6.ABILITY TO SELL. Another interesting effect can sometimes announce itself when a sales team hasn't been receiving timely sales presentation training. When a "capabilities" presentation in PowerPoint is used by the entire sales staff, the fact that the deck is dated or no longer accurate may not be perceived. A "we've always done it this way" mentality may be harming the company. Sales presentation training workshops--often done at annual sales meeting--can bring this problem to awareness. Partly it's due simply to a fresh set of eyes from outside seeing the problem. But a skilled trainer will also be able to connect the company's stated goals for influencing an audience, with what that audience is actually seeing and hearing. That's part of his or her job, and it's actually not rare that we see this need among the sales staff emerging in a workshop.
7.COMPANY SPEAKERS BUREAU. Does your company maintain a speakers bureau? It's a terrific way to keep the learning going with your employees who speak frequently, after the on-site workshop is over. And it's custom made to increase your employees' comfort level and eagerness to speak on behalf of your organization.
8.CREATE YOUR OWN COACHING STAFF. This is one of those under-the-radar benefits of presentation skills training for your employees. Often a human resources executive or Chief Learning Officer will bring this up in their initial discussion with us concerning a training. That executive is interested in learning how it's done, i.e., how she or he can coach key executives on an ongoing basis once our workshop has concluded. Usually this person will ask if they can attend the seminar themselves so they can learn. We are very happy to say yes.
9.BUILD STRONGER CUSTOMER RELATIONSHIPS. As I say to clients and trainees, your competitor's product or service is probably very close to yours, and the price is also usually in the same ballpark. So what makes that customer or client decide to do business with you? The answer is that they want to! That usually means they enjoy communicating with you and conducting business together. One of the ways they understand early on that they probably will, in fact, like dealing with you, is that you've given them evidence in your presentations. Trustworthiness and honesty are the bedrock of successful presentations. Of course, they only emerge when confidence and one's comfort level is high. That's a key reason to give your employees presentation skills training that meets that need.

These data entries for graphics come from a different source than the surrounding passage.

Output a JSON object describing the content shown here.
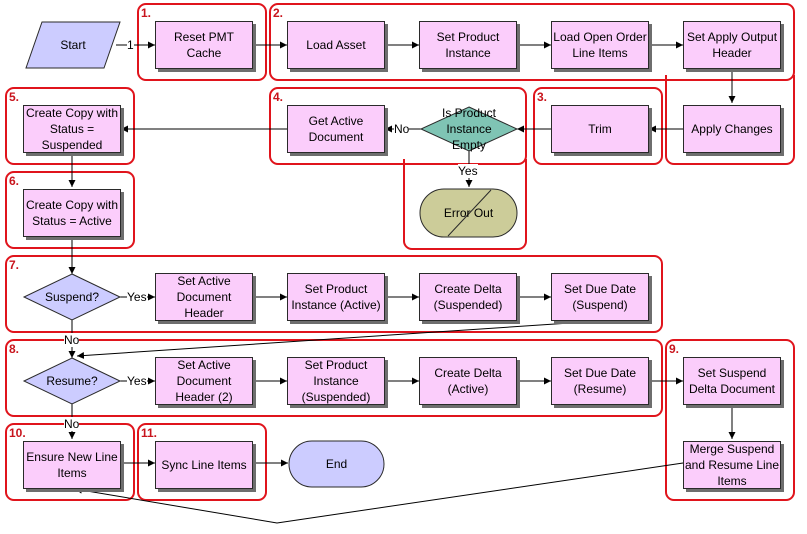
{
  "groups": [
    {
      "number": "1."
    },
    {
      "number": "2."
    },
    {
      "number": "3."
    },
    {
      "number": "4."
    },
    {
      "number": "5."
    },
    {
      "number": "6."
    },
    {
      "number": "7."
    },
    {
      "number": "8."
    },
    {
      "number": "9."
    },
    {
      "number": "10."
    },
    {
      "number": "11."
    }
  ],
  "nodes": {
    "start": "Start",
    "reset_pmt_cache": "Reset PMT Cache",
    "load_asset": "Load Asset",
    "set_product_instance": "Set Product Instance",
    "load_open_order_line_items": "Load Open Order Line Items",
    "set_apply_output_header": "Set Apply Output Header",
    "apply_changes": "Apply Changes",
    "trim": "Trim",
    "is_product_instance_empty": "Is Product Instance Empty",
    "get_active_document": "Get Active Document",
    "error_out": "Error Out",
    "create_copy_suspended": "Create Copy with Status = Suspended",
    "create_copy_active": "Create Copy with Status = Active",
    "suspend_decision": "Suspend?",
    "set_active_document_header": "Set Active Document Header",
    "set_product_instance_active": "Set Product Instance (Active)",
    "create_delta_suspended": "Create Delta (Suspended)",
    "set_due_date_suspend": "Set Due Date (Suspend)",
    "resume_decision": "Resume?",
    "set_active_document_header_2": "Set Active Document Header (2)",
    "set_product_instance_suspended": "Set Product Instance (Suspended)",
    "create_delta_active": "Create Delta (Active)",
    "set_due_date_resume": "Set Due Date (Resume)",
    "set_suspend_delta_document": "Set Suspend Delta Document",
    "merge_suspend_resume": "Merge Suspend and Resume Line Items",
    "ensure_new_line_items": "Ensure New Line Items",
    "sync_line_items": "Sync Line Items",
    "end": "End"
  },
  "edge_labels": {
    "start_to_reset": "1",
    "empty_no": "No",
    "empty_yes": "Yes",
    "suspend_yes": "Yes",
    "suspend_no": "No",
    "resume_yes": "Yes",
    "resume_no": "No"
  },
  "colors": {
    "group_border": "#e0141c",
    "group_number": "#c8141c",
    "step_fill": "#fbcdfb",
    "start_end_fill": "#ccccff",
    "decision_fill": "#7fc4b4",
    "error_fill": "#cccc99"
  }
}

10.BE RECOGNIZED AS AN INDUSTRY LEADER. Isn't it time your company or organization left Presentations 101 behind? The competition is stiff, and of course, in the 21st century it's truly global. When your employees present, they represent everything that you offer, and everything that you are. Audiences do not separate the message and the messenger. If you want to be recognized as an industry leader, your business presentations must go beyond good, beyond effective, up to the level of the extraordinary. Give your employees the right kind of presentation training, and they will.